John murmured something into his neck which Sherlock was seventy-five percent sure amounted to, "So tired, Sherlock," before slumping bonelessly against him.
Calculating the odds that he would be spending a very uncomfortable night sitting cross-legged on the floor unless they moved immediately at over eighty percent, Sherlock got to his feet as deftly as he could manage considering he had a hundred and ninety pounds of army doctor clinging to him like a life preserver, and allowed both of them to fall backward onto the soft duvet still mostly covering John's bed.
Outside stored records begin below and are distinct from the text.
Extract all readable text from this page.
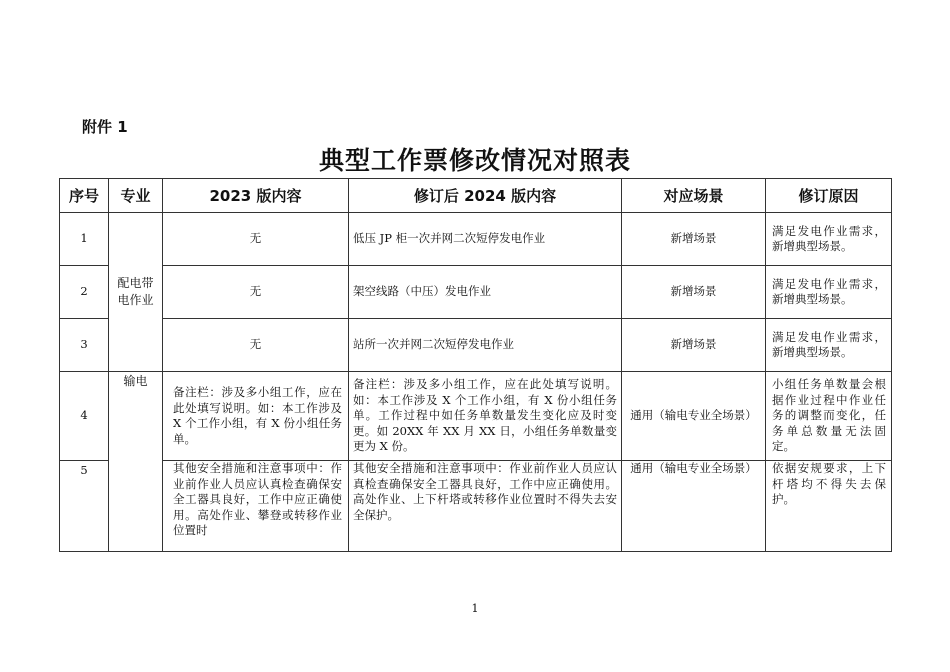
附件 1
典型工作票修改情况对照表
序号	专业	2023 版内容	修订后 2024 版内容	对应场景	修订原因
1	配电带电作业	无	低压 JP 柜一次并网二次短停发电作业	新增场景	满足发电作业需求，新增典型场景。
2		无	架空线路（中压）发电作业	新增场景	满足发电作业需求，新增典型场景。
3		无	站所一次并网二次短停发电作业	新增场景	满足发电作业需求，新增典型场景。
4	输电	备注栏：涉及多小组工作，应在此处填写说明。如：本工作涉及 X 个工作小组，有 X 份小组任务单。	备注栏：涉及多小组工作，应在此处填写说明。如：本工作涉及 X 个工作小组，有 X 份小组任务单。工作过程中如任务单数量发生变化应及时变更。如 20XX 年 XX 月 XX 日，小组任务单数量变更为 X 份。	通用（输电专业全场景）	小组任务单数量会根据作业过程中作业任务的调整而变化，任务单总数量无法固定。
5		其他安全措施和注意事项中：作业前作业人员应认真检查确保安全工器具良好，工作中应正确使用。高处作业、攀登或转移作业位置时	其他安全措施和注意事项中：作业前作业人员应认真检查确保安全工器具良好，工作中应正确使用。高处作业、上下杆塔或转移作业位置时不得失去安全保护。	通用（输电专业全场景）	依据安规要求，上下杆塔均不得失去保护。
1
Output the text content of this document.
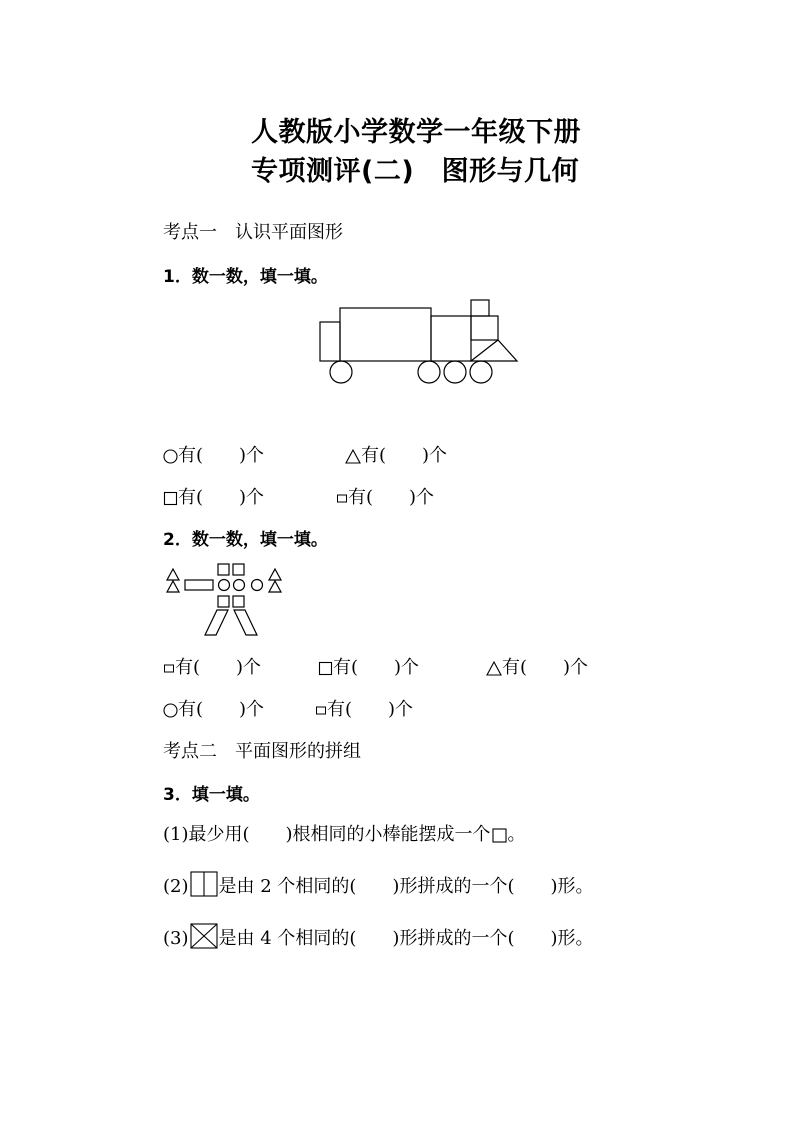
人教版小学数学一年级下册
专项测评(二)　图形与几何
考点一　认识平面图形
1．数一数，填一填。
有(　　)个	有(　　)个
有(　　)个	有(　　)个
2．数一数，填一填。
有(　　)个	有(　　)个	有(　　)个
有(　　)个	有(　　)个
考点二　平面图形的拼组
3．填一填。
(1)最少用(　　)根相同的小棒能摆成一个 。
(2) 是由 2 个相同的(　　)形拼成的一个(　　)形。
(3) 是由 4 个相同的(　　)形拼成的一个(　　)形。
He couldn't in good conscience leave John like this, Sherlock reasoned. Though he seemed peaceful now, there was no telling if he would wake again, panicked and disoriented, and cause himself some serious injury.
With this in mind, he repositioned their bodies so they were both resting under the duvet, with John's head still nestled in the crook of his neck, his breath warm and reassuring against Sherlock's collarbone.
After reaching carefully over to switch off the lamp on John's bedside table, Sherlock leaned back against the cool sheets and let himself exhale for the first time in half an hour.
John is fine, he told himself. Everything is fine. "Everything is fine," he whispered again, this time aloud, in case it would aid John's condition to hear it. As if in unconscious reply, John shifted a little in his sleep and tightened his grip on Sherlock.
In case this small motion meant John was in need of further reassurance, Sherlock responded by holding him tighter as well and even allowed his hand to drift up and tangle itself in John's hair.
"I..." he began to murmur, struck with a sudden, strange feeling that there was more that needed saying, "I'm sorry John. I hurt you. I...I was wrong."
"Mmm, can I have a recording of that please?" John mumbled sleepily into his neck. "Want it for my records."
The corners of Sherlock's mouth quirked up, making him grateful John wasn't in a position to see. Yes, he thought, relieved, everything is going to be just fine.